アナリストによる主要企業の業績予想の変化を示す「QUICKコンセンサスDI」(8月末時点)は、鉄鋼や輸送用機器など製造業に対する強気見通しが増加したことを受けて、全産業ベース(金融含む)のDIが前月比12ポイント改善してプラス21となりました。
※QUICKコンセンサスDIとは・・・アナリストが予想連結純利益を3カ月前時点に比べて3%以上、上方修正した銘柄を「強気」、下方修正した銘柄を「弱気」と定義し、「強気」銘柄が全体に占める比率から、「弱気」銘柄の比率を差し引いて算出されます。DIがマイナスということは、下方修正銘柄が上方修正銘柄を上回っているということです。5社以上のアナリストが業績を予想する銘柄を対象にしているため、主要企業の業績に対する市場全体の期待値が上向きか、下向きかを判断するうえで参考になります。
鉄鋼業に対して一転強気見通し
製造業DIは前月比21ポイント改善のプラス30でした。なかでも鉄鋼セクターのDIが前月のマイナス25からプラス83と強気見通しに転じました。アナリストは新日鉄住金(5401)、JFEホールディングス(5411)、神戸製鋼所(5406)の鉄鋼大手3社の2018年3月期連結純利益の見通しを足元で引き上げています。「鉄冷え」と呼ばれた厳しい経営環境から脱し、採算改善期待が膨らんでいるようです。

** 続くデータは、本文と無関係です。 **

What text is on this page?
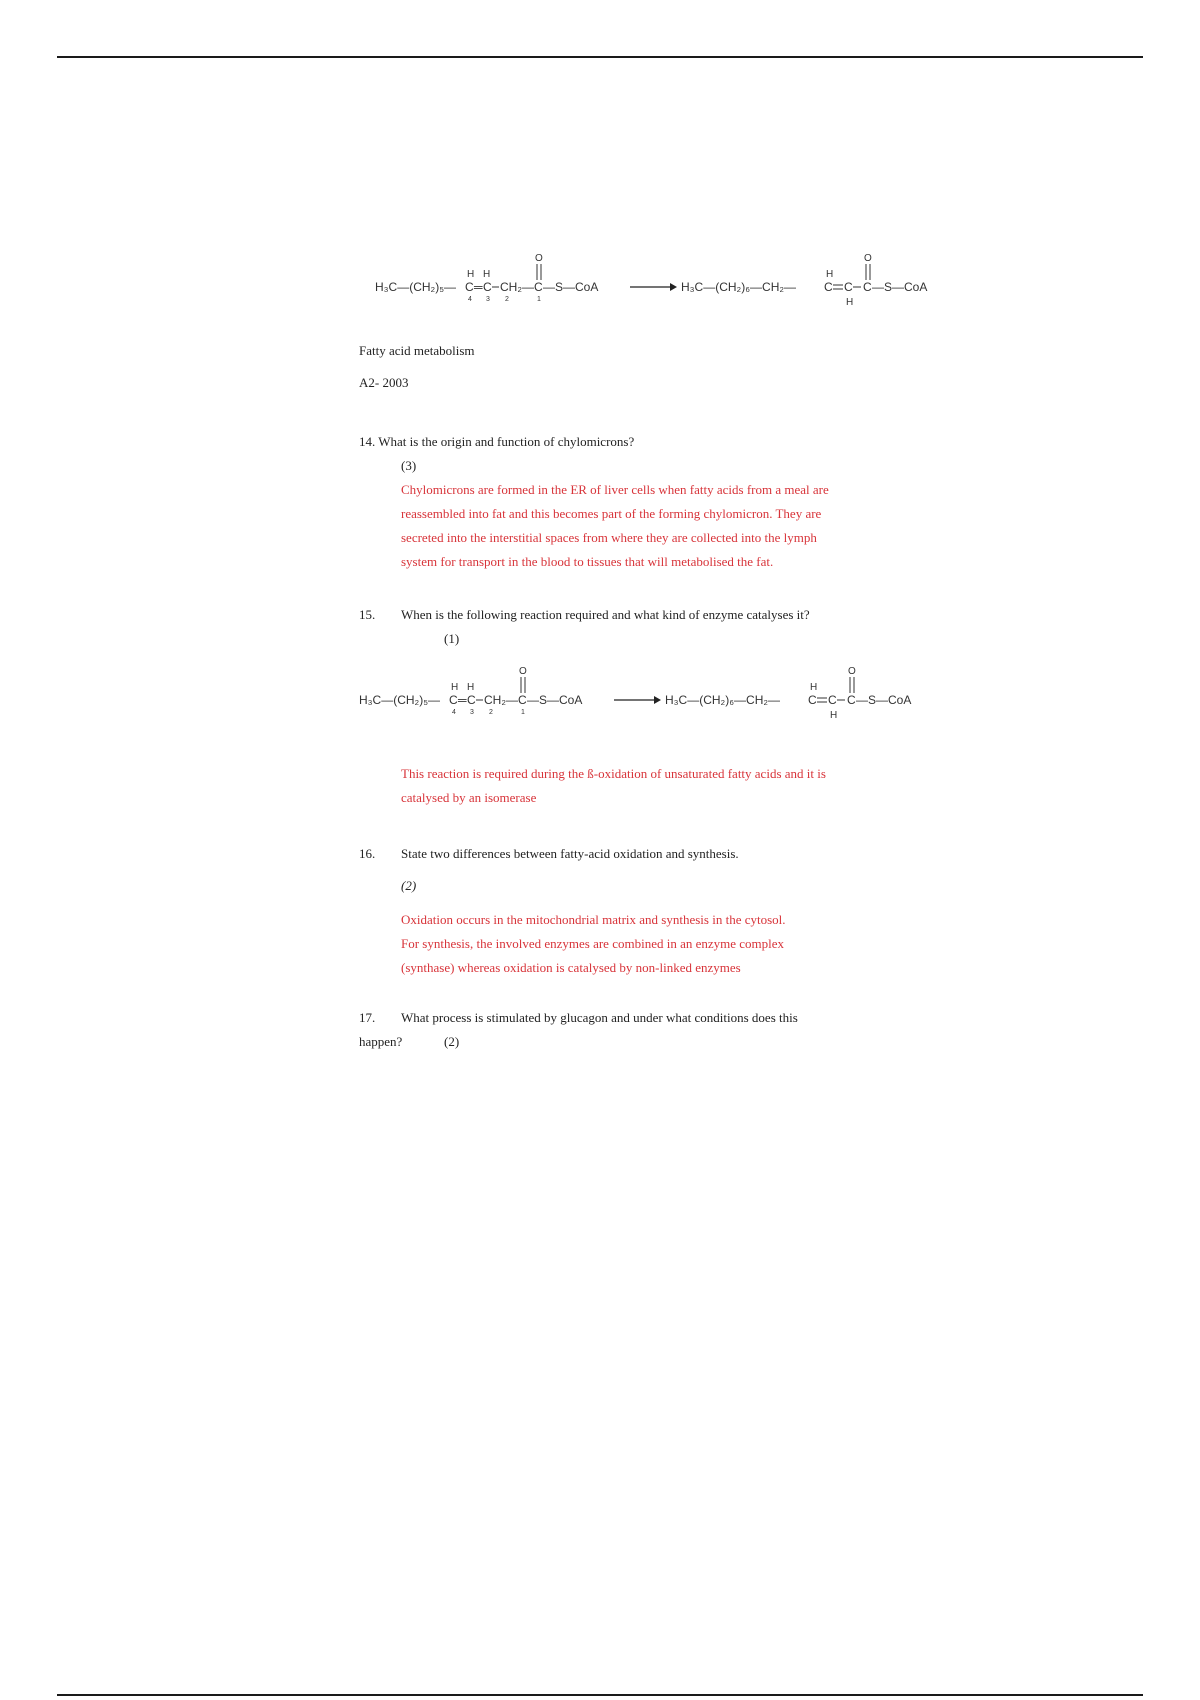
H₃C—(CH₂)₅—
H H
C ═ C CH₂—
4 3 2
O
C
1
—S—CoA	H₃C—(CH₂)₆—CH₂—
H
C C
H
O
C —S—CoA
Fatty acid metabolism
A2- 2003
14. What is the origin and function of chylomicrons?
(3)
Chylomicrons are formed in the ER of liver cells when fatty acids from a meal are
reassembled into fat and this becomes part of the forming chylomicron. They are
secreted into the interstitial spaces from where they are collected into the lymph
system for transport in the blood to tissues that will metabolised the fat.
15. When is the following reaction required and what kind of enzyme catalyses it?
(1)
H₃C—(CH₂)₅—
H H
C ═ C CH₂—
4 3 2
O
C
1
—S—CoA	H₃C—(CH₂)₆—CH₂—
H
C C
H
O
C —S—CoA
This reaction is required during the ß-oxidation of unsaturated fatty acids and it is
catalysed by an isomerase
16. State two differences between fatty-acid oxidation and synthesis.
(2)
Oxidation occurs in the mitochondrial matrix and synthesis in the cytosol.
For synthesis, the involved enzymes are combined in an enzyme complex
(synthase) whereas oxidation is catalysed by non-linked enzymes
17. What process is stimulated by glucagon and under what conditions does this
happen?	(2)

そのほか、輸送用機器セクターのDIが前月のマイナス29からプラス10と強気見通しが増えています。海外向け需要が好調なほか、トランプ政権が7月下旬、国境税の導入を断念したことも国内自動車メーカーにとってはプラス材料と受け取られているのかもしれません。
なお、算出対象の16業種中でDIがプラス(上方修正銘柄が下方修正銘柄を上回る)だった業種は14業種。一方、マイナス(下方修正銘柄が上方修正銘柄を上回る)は2業種でした。
東芝への業績上方修正期待が強まる
また、個別銘柄を対象に3カ月前の予想純利益と比較して上方修正率、下方修正率がそれぞれ大きな銘柄をピックアップしてみました。最も上方修正率が大きかった銘柄は東芝(6502)でした。同社は半導体メモリー事業の売却を巡り、対立してきた協業先の米ウエスタンデジタル(WD)と歩み寄りを見せたことも影響しているかもしれません。
半面、最も下方修正率が大きかったのは、アスクル(2678)でした。今年2月に物流センターの倉庫火災の影響で個人向けネット通販事業の出荷が遅れ、販売が低迷していることを織り込んでいるのかもしれません。